Among the most significant shifts Lehmann noted in the report is the continued expansion of North Carolina’s two property insurance residual market entities, even as Florida’s Citizens Property Insurance Corp.—previously the nation’s largest residual market entity—continues to shrink.

“Not coincidentally, when R Street issued its first regulation report card in 2012, Florida ranked dead last and North Carolina was somewhere in the middle. This year, North Carolina is dead last and Florida is somewhere in the middle,” Lehmann wrote.

Lehmann is senior fellow, editor-in-chief and co-founder of the R Street Institute. He is the author of numerous policy papers, including the 2012 to 2015 editions of R Street’s Insurance Regulation Report Card.

Report Methodology

R Street tracks 10 broad categories that it believes measure how well states: “avoid excess politicization; monitor insurer solvency; police fraud; respond to consumer complaints; how efficiently they spend the insurance taxes and fees they collect; how competitive their home, auto and workers’ comp insurance markets are; and the degree to which they permit insurers to adjust rates and employ rating criteria as they see fit.”


The 10 categories are weighted as follows to come up with a final grade:

Politicization 10%

Solvency 10%

Consumer Protection 5%

Anti-Fraud Resources 5%

Fiscal Efficiency 10%

Auto Insurance Market 15%

Home Insurance Market 15%

Workers’ Compensation Market 10%

Rate Regulation 10%

Underwriting Freedom 10%

The report is largely focused on regulation of property/casualty insurance and particularly on those lines of business Re Street says “have the most direct impact on regular people’s lives,” namely homeowners, auto and workers’ compensation.

The report notes that these lines of insurance also tend to be the most closely regulated.

While the report is critical of some states, it says that “on balance,” states do a good job of encouraging competition and monitoring solvency.

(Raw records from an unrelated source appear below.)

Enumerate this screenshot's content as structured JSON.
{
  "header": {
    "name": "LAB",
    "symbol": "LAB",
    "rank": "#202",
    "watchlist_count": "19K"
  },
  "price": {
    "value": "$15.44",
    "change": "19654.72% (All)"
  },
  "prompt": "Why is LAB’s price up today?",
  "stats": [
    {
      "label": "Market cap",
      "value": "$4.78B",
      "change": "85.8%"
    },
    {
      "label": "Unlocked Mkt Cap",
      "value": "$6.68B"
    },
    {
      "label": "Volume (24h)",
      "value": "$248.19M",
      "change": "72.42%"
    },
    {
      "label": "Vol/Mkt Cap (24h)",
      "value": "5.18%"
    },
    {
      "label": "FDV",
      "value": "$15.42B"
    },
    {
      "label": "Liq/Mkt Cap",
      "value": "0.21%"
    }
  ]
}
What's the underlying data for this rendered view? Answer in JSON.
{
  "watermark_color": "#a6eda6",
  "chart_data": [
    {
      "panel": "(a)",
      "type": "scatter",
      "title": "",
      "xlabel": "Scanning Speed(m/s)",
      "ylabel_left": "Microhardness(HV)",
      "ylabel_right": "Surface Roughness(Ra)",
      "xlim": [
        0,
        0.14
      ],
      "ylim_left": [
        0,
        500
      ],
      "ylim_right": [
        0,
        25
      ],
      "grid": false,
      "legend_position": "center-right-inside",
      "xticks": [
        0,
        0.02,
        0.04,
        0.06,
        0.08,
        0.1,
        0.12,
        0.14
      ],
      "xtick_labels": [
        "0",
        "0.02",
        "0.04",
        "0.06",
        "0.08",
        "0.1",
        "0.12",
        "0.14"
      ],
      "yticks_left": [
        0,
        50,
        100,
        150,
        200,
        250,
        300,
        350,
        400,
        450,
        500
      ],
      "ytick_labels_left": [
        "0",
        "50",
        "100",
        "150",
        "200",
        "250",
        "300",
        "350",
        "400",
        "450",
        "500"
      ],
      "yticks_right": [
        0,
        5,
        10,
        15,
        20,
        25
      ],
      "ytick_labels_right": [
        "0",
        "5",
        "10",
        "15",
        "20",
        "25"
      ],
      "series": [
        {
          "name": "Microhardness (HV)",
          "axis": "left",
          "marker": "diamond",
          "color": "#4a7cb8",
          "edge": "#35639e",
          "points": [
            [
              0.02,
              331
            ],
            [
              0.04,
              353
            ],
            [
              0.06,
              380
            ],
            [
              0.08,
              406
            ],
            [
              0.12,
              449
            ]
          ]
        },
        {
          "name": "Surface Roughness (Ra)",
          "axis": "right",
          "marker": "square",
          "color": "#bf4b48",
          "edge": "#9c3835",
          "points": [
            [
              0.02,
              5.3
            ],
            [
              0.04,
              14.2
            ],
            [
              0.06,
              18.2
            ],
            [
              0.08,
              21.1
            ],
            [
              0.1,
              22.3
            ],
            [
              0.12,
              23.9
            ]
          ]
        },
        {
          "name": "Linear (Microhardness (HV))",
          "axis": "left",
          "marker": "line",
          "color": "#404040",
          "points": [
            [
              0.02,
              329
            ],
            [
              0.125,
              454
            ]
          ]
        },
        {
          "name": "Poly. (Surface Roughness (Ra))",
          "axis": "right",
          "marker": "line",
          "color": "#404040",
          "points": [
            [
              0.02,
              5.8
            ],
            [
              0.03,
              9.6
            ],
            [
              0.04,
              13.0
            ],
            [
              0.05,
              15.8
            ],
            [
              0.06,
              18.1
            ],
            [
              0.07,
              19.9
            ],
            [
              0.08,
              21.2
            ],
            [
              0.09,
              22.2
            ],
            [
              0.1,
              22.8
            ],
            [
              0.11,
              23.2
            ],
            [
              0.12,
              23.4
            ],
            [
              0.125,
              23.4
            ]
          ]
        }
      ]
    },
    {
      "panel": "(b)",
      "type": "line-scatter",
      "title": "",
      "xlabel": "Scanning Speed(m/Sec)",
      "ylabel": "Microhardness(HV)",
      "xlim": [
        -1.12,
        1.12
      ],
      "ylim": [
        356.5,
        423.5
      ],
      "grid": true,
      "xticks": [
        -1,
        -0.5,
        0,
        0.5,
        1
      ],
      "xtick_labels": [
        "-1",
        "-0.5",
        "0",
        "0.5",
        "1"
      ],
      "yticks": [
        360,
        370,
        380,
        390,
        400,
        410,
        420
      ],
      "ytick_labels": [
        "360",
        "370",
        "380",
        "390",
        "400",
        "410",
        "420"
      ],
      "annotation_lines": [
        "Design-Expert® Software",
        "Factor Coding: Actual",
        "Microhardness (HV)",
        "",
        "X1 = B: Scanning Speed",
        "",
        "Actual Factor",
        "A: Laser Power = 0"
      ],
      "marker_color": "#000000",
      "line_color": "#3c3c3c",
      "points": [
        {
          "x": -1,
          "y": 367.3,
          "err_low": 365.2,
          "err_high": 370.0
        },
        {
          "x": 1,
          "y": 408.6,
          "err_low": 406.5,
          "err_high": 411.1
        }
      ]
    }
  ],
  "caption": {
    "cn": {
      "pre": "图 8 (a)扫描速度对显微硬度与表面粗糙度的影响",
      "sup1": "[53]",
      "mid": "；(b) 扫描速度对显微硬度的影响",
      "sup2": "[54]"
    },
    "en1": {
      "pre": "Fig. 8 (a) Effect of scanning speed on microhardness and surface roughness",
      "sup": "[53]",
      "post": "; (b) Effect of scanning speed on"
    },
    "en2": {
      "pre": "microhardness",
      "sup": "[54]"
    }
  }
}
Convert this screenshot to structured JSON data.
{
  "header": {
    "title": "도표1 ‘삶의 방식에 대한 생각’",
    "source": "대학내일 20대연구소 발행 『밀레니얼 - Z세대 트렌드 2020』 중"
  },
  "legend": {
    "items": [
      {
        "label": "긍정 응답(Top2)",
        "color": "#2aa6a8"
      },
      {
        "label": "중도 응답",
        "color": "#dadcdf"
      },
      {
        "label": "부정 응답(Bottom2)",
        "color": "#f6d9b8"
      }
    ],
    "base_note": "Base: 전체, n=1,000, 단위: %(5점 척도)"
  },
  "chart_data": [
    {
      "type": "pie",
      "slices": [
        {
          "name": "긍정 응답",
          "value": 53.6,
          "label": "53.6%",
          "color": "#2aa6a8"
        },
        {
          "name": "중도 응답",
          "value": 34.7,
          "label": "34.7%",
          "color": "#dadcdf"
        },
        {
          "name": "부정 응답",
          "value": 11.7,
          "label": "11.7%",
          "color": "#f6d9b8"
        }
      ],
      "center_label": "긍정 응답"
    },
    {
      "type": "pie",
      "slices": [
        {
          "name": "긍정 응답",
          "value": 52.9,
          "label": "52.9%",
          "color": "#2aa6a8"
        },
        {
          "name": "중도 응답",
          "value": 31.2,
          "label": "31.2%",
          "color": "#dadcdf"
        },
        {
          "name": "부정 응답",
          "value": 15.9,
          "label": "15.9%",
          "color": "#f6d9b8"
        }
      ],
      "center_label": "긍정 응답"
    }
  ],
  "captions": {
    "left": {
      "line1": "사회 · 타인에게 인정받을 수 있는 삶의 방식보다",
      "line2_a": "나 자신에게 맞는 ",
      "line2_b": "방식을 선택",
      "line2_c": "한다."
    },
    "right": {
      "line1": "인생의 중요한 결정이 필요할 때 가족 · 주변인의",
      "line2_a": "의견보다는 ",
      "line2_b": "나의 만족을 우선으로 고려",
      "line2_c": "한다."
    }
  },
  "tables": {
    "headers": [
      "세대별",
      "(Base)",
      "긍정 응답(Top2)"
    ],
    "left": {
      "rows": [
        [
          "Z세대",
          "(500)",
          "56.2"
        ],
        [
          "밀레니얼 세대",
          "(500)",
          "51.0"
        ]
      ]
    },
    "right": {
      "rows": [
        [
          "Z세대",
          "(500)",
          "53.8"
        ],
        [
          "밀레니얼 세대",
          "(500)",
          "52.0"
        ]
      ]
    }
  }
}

“As a whole and in most individual states, U.S. personal lines and workers’ compensation markets are not overly concentrated. Insolvencies are relatively rare and, through the run-off process and guaranty fund protections enacted in nearly every state, quite manageable,” the author says.

However, Lehmann continues writing in the report, state-by-state regulation leads to inefficiencies and policies that have the effect of “discouraging capital formation, stifling competition and concentrating risk. Central among these are rate controls.”

Lehmann cautions that the report is not intended as a referendum on specific regulators. “Scoring an F does not mean that a state’s insurance commissioner is inadequate, nor is scoring an A+ an endorsement of those who run the insurance department,” he says.